If you can't change what you sell, you absolutely need to change how you sell it.
In marketing, one definition of “brand loyalty” is a consumer’s commitment to repurchase or otherwise continue using a brand that’s demonstrated by repeated buying of a product or service or other positive behaviors such as word of mouth advocacy.*
"Put the right price on a product and anyone can sell anything to anybody — once. That doesn't create loyalty. It tells the customer he got a great deal," says Scott Deming.
Defining brand loyalty is easy. Making it happen is another matter altogether.
During the Farm Equipment Manufacturer’s Assn. meeting last fall in Dallas, one of the speakers told the audience that if they wanted farmers to be loyal to their equipment brands, their salespeople needed to stop focusing on the features and benefits of the products they were selling.
That speaker was Scott Deming, a professional speaker, trainer, author and president of Scott Deming’s ESP. In 2003, he sold Ryan Communications, a multi-million dollar, multi-office advertising and marketing agency, and began training companies how to create sustainable success and build cult-like brands.
Among his clients have been at least two of the major farm equipment manufacturers along with some of the biggest worldwide seed and fertilizer companies. “I understand the ag business and the distribution channel from manufacturer through the dealer,” he says.
In a follow-up telephone conversation with Deming, I posed a comment and a question: “Any good sales person knows that customers need and want to know about the features and benefits of a product, right?”
“Everybody thinks it’s all about features, benefits and the contract,” he says. “It’s not.”
To demonstrate his point, Deming told of a project he worked on with the seed division of a major ag-based company. “All they talked about was price.
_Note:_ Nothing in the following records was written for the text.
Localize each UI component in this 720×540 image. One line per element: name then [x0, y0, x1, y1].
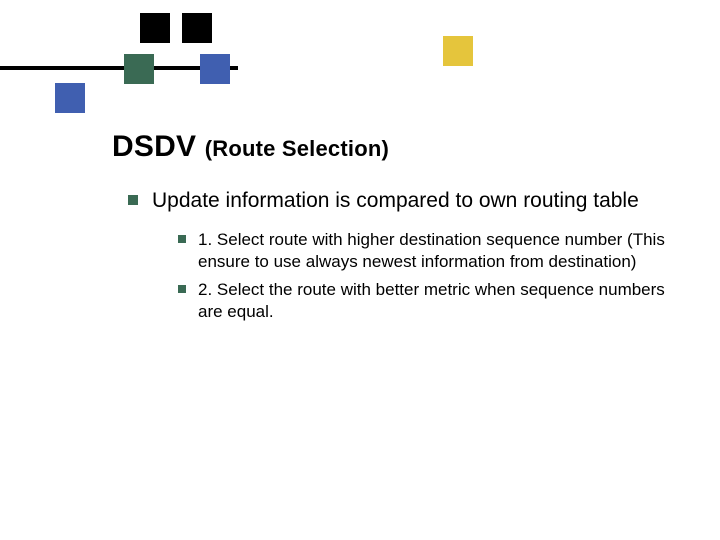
slide-body: Update information is compared to own ro… [128, 188, 678, 329]
decor-square-black-2 [182, 13, 212, 43]
slide-title: DSDV (Route Selection) [112, 130, 389, 164]
bullet-square-icon [178, 285, 186, 293]
bullet-level2-text: 1. Select route with higher destination … [198, 229, 678, 273]
title-subtitle: (Route Selection) [205, 136, 389, 161]
bullet-level2-text: 2. Select the route with better metric w… [198, 279, 678, 323]
decor-square-black-1 [140, 13, 170, 43]
decor-square-yellow [443, 36, 473, 66]
bullet-level2: 2. Select the route with better metric w… [178, 279, 678, 323]
decor-square-green [124, 54, 154, 84]
slide: DSDV (Route Selection) Update informatio… [0, 0, 720, 540]
bullet-level2: 1. Select route with higher destination … [178, 229, 678, 273]
title-main: DSDV [112, 130, 196, 163]
bullet-level1: Update information is compared to own ro… [128, 188, 678, 215]
bullet-square-icon [178, 235, 186, 243]
sublist: 1. Select route with higher destination … [178, 229, 678, 323]
decor-square-blue-top [200, 54, 230, 84]
decor-square-blue-bottom [55, 83, 85, 113]
bullet-square-icon [128, 195, 138, 205]
bullet-level1-text: Update information is compared to own ro… [152, 188, 639, 215]
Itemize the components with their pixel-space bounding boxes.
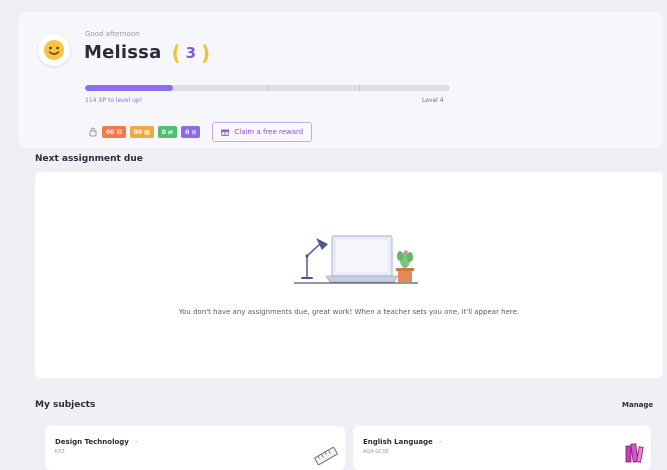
xp-tick	[267, 85, 269, 91]
badge-dice[interactable]: 00 ⚄	[102, 126, 126, 138]
manage-subjects-link[interactable]: Manage	[622, 401, 653, 409]
subject-level: KS3	[55, 449, 65, 455]
badge-block[interactable]: 0 ⊘	[181, 126, 201, 138]
subject-title: Design Technology	[55, 438, 129, 446]
subjects-heading: My subjects	[35, 400, 96, 410]
subject-title: English Language	[363, 438, 433, 446]
subject-name: English Language ›	[363, 438, 442, 446]
subject-level: AQA GCSE	[363, 449, 389, 455]
lock-icon	[88, 126, 98, 138]
no-assignments-message: You don't have any assignments due, grea…	[178, 308, 520, 316]
badge-swap[interactable]: 0 ⇄	[157, 126, 178, 138]
claim-reward-label: Claim a free reward	[234, 128, 304, 136]
books-icon	[625, 443, 644, 463]
chevron-right-icon: ›	[438, 438, 442, 446]
xp-tick	[358, 85, 360, 91]
xp-remaining-text: 114 XP to level up!	[85, 97, 143, 104]
assignments-heading: Next assignment due	[35, 154, 143, 164]
smiley-face-icon	[44, 40, 64, 60]
claim-reward-button[interactable]: Claim a free reward	[212, 122, 313, 142]
subject-card-english-language[interactable]: English Language › AQA GCSE	[353, 426, 651, 470]
level-badge[interactable]: ( 3 )	[171, 43, 210, 63]
user-name: Melissa	[84, 42, 162, 63]
chevron-right-icon: ›	[134, 438, 138, 446]
xp-progress-fill	[85, 85, 173, 91]
ruler-icon	[314, 446, 338, 466]
level-number: 3	[185, 43, 197, 62]
laptop-desk-illustration-icon	[294, 235, 418, 284]
profile-header: Good afternoon Melissa ( 3 ) 114 XP to l…	[18, 12, 663, 148]
assignments-panel: You don't have any assignments due, grea…	[35, 172, 663, 378]
name-row: Melissa ( 3 )	[84, 42, 210, 63]
subject-name: Design Technology ›	[55, 438, 138, 446]
badge-grid[interactable]: 00 ▦	[129, 126, 154, 138]
gift-icon	[221, 129, 230, 136]
xp-progress-bar	[85, 85, 450, 91]
next-level-label: Level 4	[422, 97, 444, 104]
avatar[interactable]	[38, 34, 70, 66]
subject-card-design-technology[interactable]: Design Technology › KS3	[45, 426, 345, 470]
badge-row: 00 ⚄ 00 ▦ 0 ⇄ 0 ⊘ Claim a free reward	[88, 122, 313, 142]
greeting-text: Good afternoon	[85, 30, 140, 38]
dashboard: Good afternoon Melissa ( 3 ) 114 XP to l…	[18, 0, 667, 470]
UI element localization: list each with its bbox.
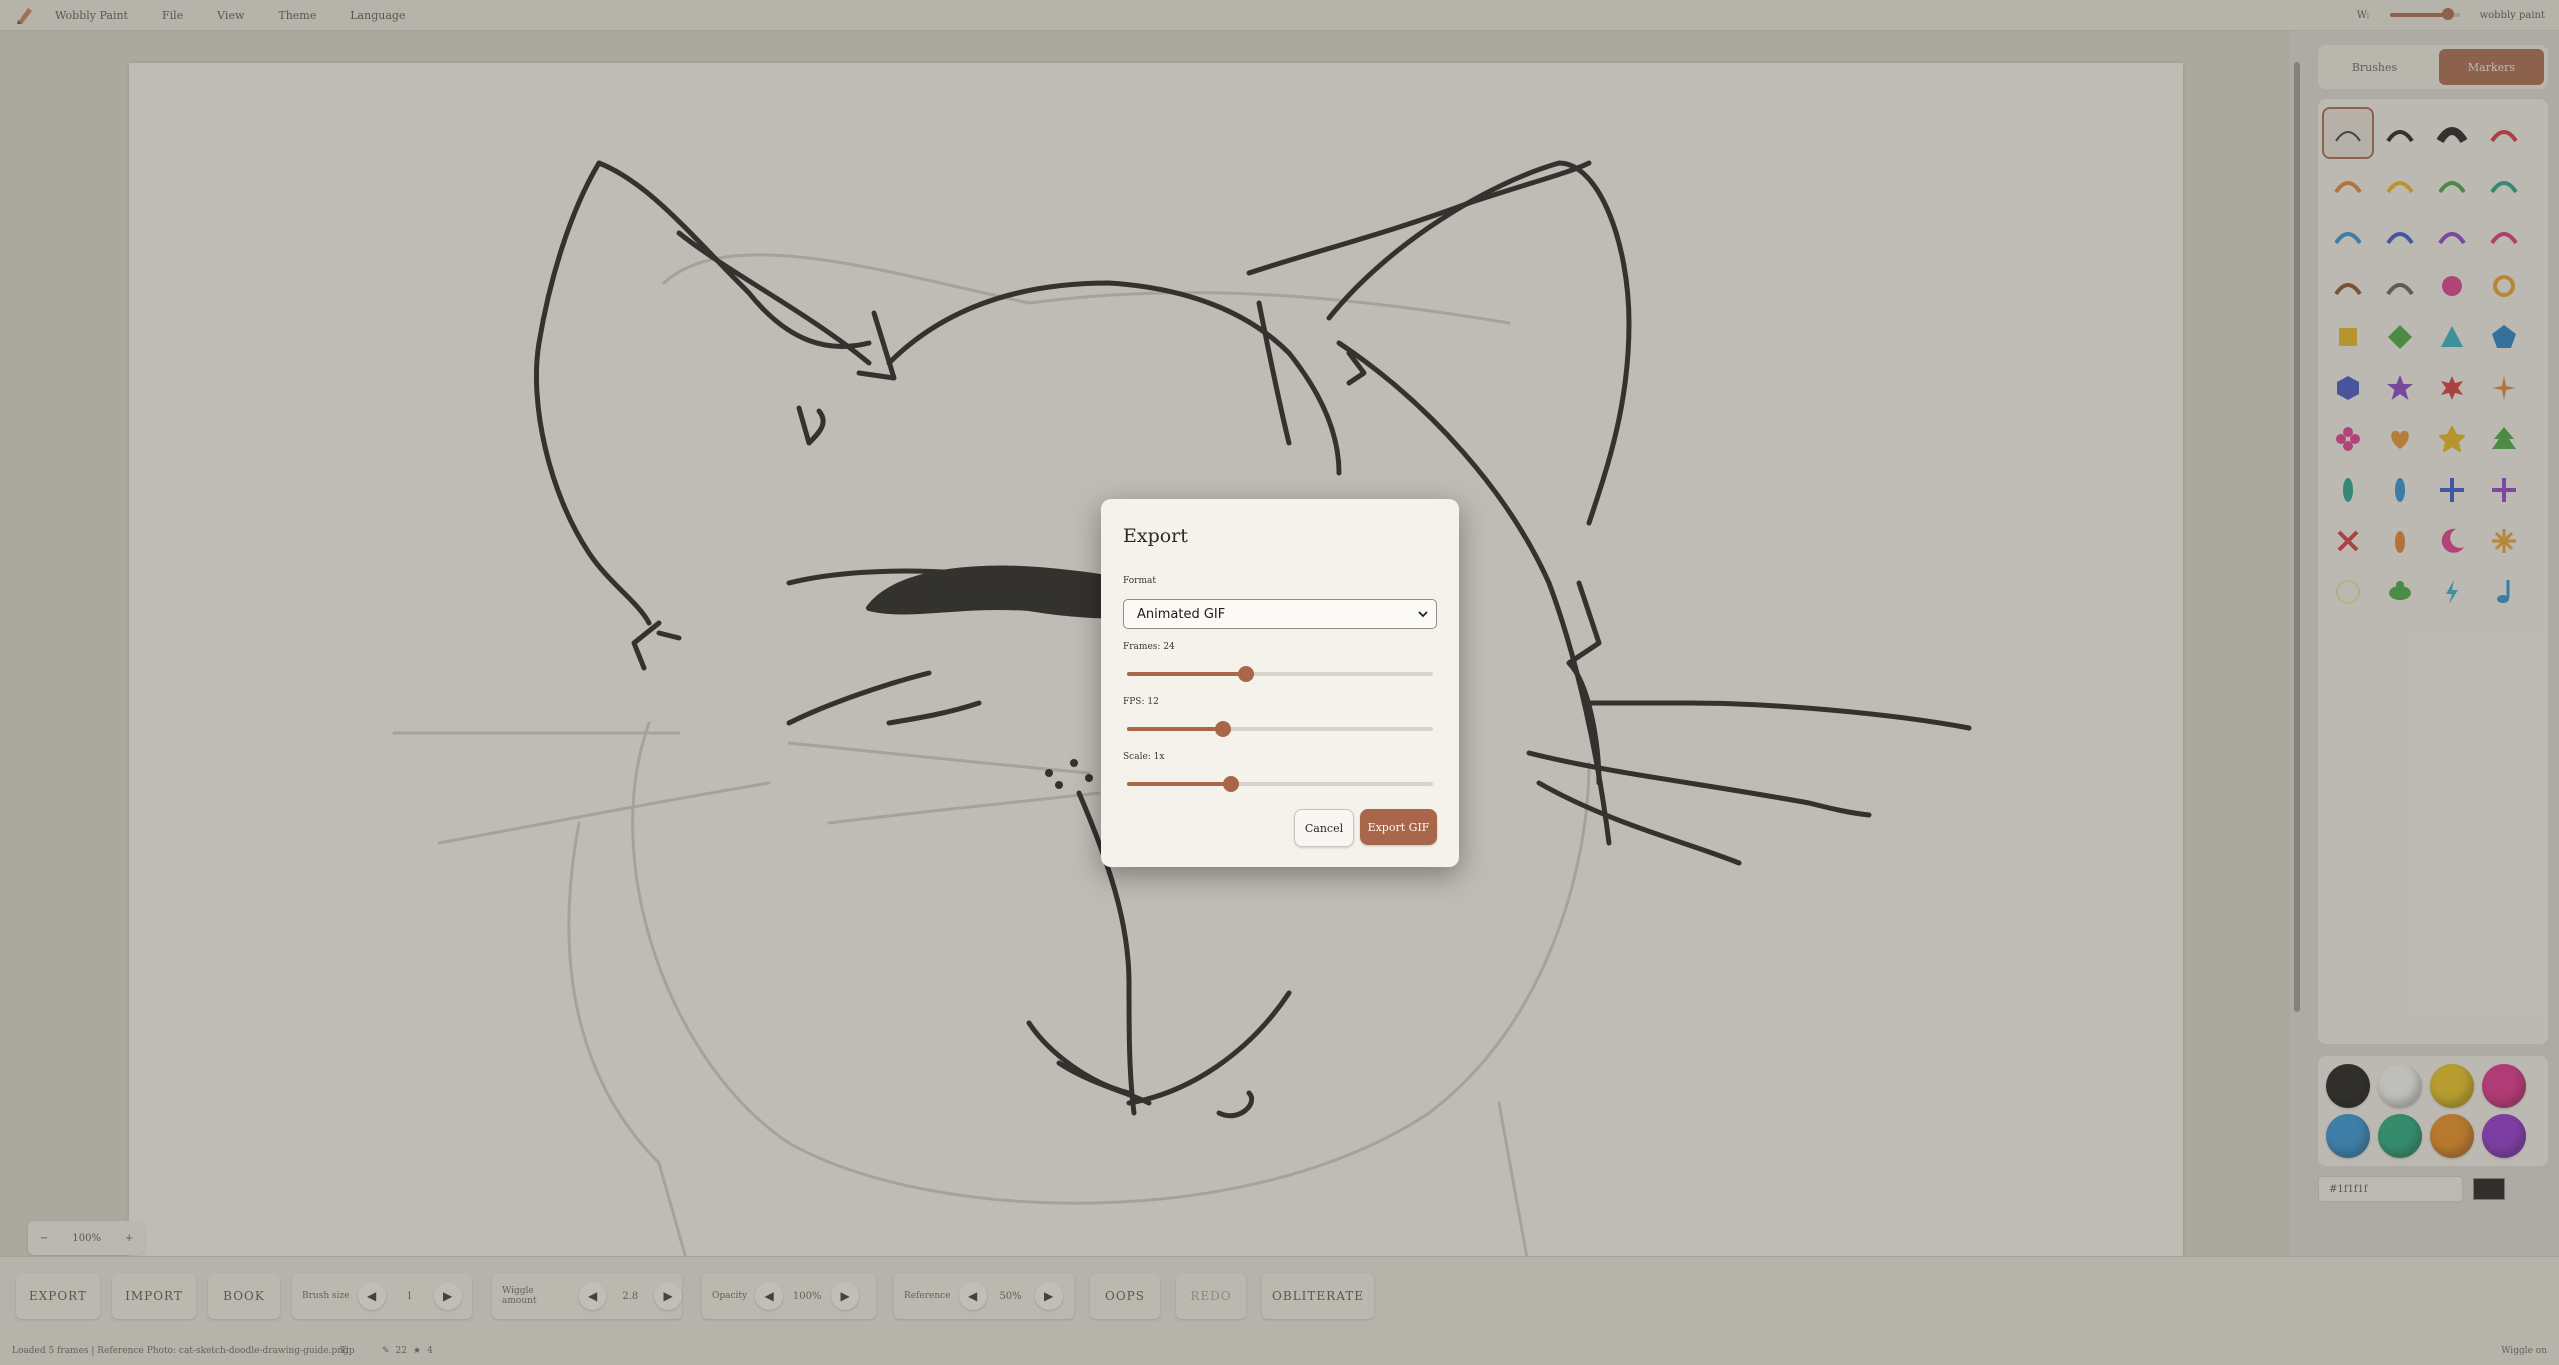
fps-slider-fill bbox=[1127, 727, 1224, 731]
chevron-down-icon bbox=[1418, 611, 1428, 618]
format-label: Format bbox=[1123, 576, 1156, 586]
export-dialog: Export Format Animated GIF Frames: 24 FP… bbox=[1101, 499, 1459, 867]
fps-slider[interactable] bbox=[1127, 721, 1433, 737]
dialog-title: Export bbox=[1123, 525, 1188, 547]
scale-label: Scale: 1x bbox=[1123, 752, 1165, 762]
format-select[interactable]: Animated GIF bbox=[1123, 599, 1437, 629]
frames-slider-fill bbox=[1127, 672, 1247, 676]
frames-slider[interactable] bbox=[1127, 666, 1433, 682]
cancel-button[interactable]: Cancel bbox=[1294, 809, 1354, 847]
frames-label: Frames: 24 bbox=[1123, 642, 1175, 652]
format-select-value: Animated GIF bbox=[1137, 606, 1226, 622]
scale-slider-thumb[interactable] bbox=[1223, 776, 1240, 792]
scale-slider-fill bbox=[1127, 782, 1232, 786]
frames-slider-thumb[interactable] bbox=[1238, 666, 1255, 682]
scale-slider[interactable] bbox=[1127, 776, 1433, 792]
export-gif-button[interactable]: Export GIF bbox=[1360, 809, 1437, 845]
fps-label: FPS: 12 bbox=[1123, 697, 1159, 707]
fps-slider-thumb[interactable] bbox=[1215, 721, 1232, 737]
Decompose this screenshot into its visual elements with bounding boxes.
They believed if their seed was 50 cents a bushel higher than the competitors, they would lose a lot of business.”
Deming began calling farmers to get their feedback, and recalls a conversation with one producer that tells the real story of brand loyalty.
“This farmer had been with the same salesperson for several years even while she moved to three different companies. She worked closely with this farmer and his family, and he said, ‘I would never throw her under the bus for 50 cents a bushel.’
“I asked him, what would be the one thing — if there was one thing — that would cause you to move all of your business to the company I’m working with?
“He said, ‘I’ve been doing this for a long time. If somebody from your company came into my house and sat down with my wife and me, and asked what would it take to make my family life better, not just my farm; if they showed how me their product would allow me to spend more time with my family, take some vacations and make enough money so I can do what I want to do, that’s the company I’m going with.
“‘But all they do is talk about price per bushel and fertilizer here and fertilizer there. I want someone to help solve my problems. Those are people I want to work with.’”
With that, Deming says, “They weren’t focusing at all on culture and service and customer experience. Starbucks didn’t become what it is because of its coffee. In fact, its coffee is rated third best behind Dunkin’ Donuts and McDonald’s. It’s the experience of going into a Starbucks that made them money. They charge more because people are willing to pay for the experience.
“If all you do is market the brand that you’re selling and focus on the stuff that you sell, you have commoditized yourself right along with your product,” Deming says. “If you put the right price on it, anybody can sell anything to anybody — once. That doesn’t create loyalty. All it does is tell the customer he got a great deal.
“The fact is I can get your stuff anywhere. As a dealer, you need to figure out a way to get farmers not to remember what they bought, but to remember who they bought it from.”
While discussing the results of the Farm Equipment/Farm Progress equipment brand loyalty survey, and farmers rating “better parts availability” as their number one priority, Deming said, “You need to think through their responses.
“You need to understand, when they say ‘better parts availability,’ what that means is reliability, which means I don’t have to worry, which means I can sleep at night, which means that when I call you, I trust in my heart and soul that you’re going to be there for me.”
*Dick, Alan S. and Kunal Basu (1994), “Customer Loyalty: Toward an Integrated Conceptual Framework,” Journal of the Academy of Marketing Science, 22 (2), 99-113.